Lyme disease, the most prevalent tickborne infection in the United States, can vary greatly from one person to the next. The hallmark is said to be a bull’s-eye rash, yet the rash can take other shapes or not appear at all. Some patients suffer nerve damage, others heart block or swollen joints. Almost 20 percent report a flu-like condition marked by myalgia, arthralgia, and fatigue. Intensity veers wildly too: In one patient symptoms may be barely discernible; in another so incapacitating that life is derailed.
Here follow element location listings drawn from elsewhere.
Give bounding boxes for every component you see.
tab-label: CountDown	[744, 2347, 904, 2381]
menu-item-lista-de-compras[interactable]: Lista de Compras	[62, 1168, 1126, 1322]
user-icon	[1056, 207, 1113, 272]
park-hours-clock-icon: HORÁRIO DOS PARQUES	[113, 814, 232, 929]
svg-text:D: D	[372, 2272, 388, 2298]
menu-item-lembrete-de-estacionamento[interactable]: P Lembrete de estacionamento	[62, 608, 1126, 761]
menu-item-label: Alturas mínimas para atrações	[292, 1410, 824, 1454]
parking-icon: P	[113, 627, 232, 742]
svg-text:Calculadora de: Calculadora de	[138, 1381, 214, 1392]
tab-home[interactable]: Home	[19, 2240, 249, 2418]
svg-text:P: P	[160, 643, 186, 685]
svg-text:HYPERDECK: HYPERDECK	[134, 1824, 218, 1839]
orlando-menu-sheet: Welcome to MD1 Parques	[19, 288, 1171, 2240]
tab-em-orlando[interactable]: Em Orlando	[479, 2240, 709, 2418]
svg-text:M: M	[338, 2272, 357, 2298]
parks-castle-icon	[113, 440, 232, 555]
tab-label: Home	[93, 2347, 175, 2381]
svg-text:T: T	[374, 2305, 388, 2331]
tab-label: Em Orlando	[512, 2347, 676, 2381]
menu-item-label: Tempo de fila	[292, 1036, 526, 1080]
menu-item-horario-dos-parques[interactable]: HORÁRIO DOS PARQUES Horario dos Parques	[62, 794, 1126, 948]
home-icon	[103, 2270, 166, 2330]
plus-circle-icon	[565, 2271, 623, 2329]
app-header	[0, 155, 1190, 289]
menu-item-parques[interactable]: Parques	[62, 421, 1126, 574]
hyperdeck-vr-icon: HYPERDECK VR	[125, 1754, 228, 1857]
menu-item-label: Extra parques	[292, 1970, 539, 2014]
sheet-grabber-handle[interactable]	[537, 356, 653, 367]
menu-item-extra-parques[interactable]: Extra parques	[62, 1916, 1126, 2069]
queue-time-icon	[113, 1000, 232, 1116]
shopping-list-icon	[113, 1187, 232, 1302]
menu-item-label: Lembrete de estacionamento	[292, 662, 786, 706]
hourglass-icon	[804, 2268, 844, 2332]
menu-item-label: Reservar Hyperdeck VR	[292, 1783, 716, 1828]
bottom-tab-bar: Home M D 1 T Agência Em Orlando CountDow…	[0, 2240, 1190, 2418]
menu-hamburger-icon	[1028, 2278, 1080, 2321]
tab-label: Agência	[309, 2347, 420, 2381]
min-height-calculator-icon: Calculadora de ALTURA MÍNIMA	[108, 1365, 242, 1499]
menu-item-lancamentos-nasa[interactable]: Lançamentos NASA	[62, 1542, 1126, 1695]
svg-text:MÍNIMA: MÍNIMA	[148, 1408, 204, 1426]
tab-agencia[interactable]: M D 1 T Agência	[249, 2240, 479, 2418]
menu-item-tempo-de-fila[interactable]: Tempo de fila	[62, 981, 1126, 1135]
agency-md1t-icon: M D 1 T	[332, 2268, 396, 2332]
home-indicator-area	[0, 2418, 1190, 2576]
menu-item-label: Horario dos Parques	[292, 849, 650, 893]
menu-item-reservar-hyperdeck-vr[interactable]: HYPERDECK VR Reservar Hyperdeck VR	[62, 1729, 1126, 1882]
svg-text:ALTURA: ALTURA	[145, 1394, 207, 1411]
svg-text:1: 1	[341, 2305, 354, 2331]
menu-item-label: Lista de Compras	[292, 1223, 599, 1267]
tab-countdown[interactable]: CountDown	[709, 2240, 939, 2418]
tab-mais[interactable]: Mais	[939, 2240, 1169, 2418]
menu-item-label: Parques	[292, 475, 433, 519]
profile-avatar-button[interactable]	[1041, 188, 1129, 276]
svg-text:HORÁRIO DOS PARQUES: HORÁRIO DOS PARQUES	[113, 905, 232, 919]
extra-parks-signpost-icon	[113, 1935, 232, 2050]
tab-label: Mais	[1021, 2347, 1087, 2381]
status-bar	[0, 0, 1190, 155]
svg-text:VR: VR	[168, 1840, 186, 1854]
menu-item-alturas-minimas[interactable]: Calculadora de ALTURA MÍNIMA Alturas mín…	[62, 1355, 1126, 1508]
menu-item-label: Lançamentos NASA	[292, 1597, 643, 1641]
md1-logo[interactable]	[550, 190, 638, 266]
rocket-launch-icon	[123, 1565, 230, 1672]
Now the reason for this inconsistency is becoming clear. In October a team of scientists published the sequences of the genomes of 13 strains of Borrelia burgdorferi, the bacterium that causes Lyme disease. “Different strains have different capacity to cause disease,” explains infectious-diseases physician Benjamin Luft of the State University of New York at Stony Brook. “We now have a more complete picture of the pathogen and the genes that may be related to the disease.”
For patients the payoff could be great. Scientists have had to develop diagnostic tests and vaccines without information from the genomes. But now “the approach can be reset using the bacterial and human genomic data,” says immunologist Steven Schutzer of the University of Medicine and Dentistry of New Jersey. “For instance, diagnostic tests could be tailored to different strains or stages of the disease,” and vaccines could be designed to skirt interaction with the human body.
These results, along with imaging technologies that capture pathogens in the living host, form a “scaffold” for future research into Lyme disease, says Joseph Breen, bacteriology program officer at the National Institute of Allergy and Infectious Diseases, which funded the work.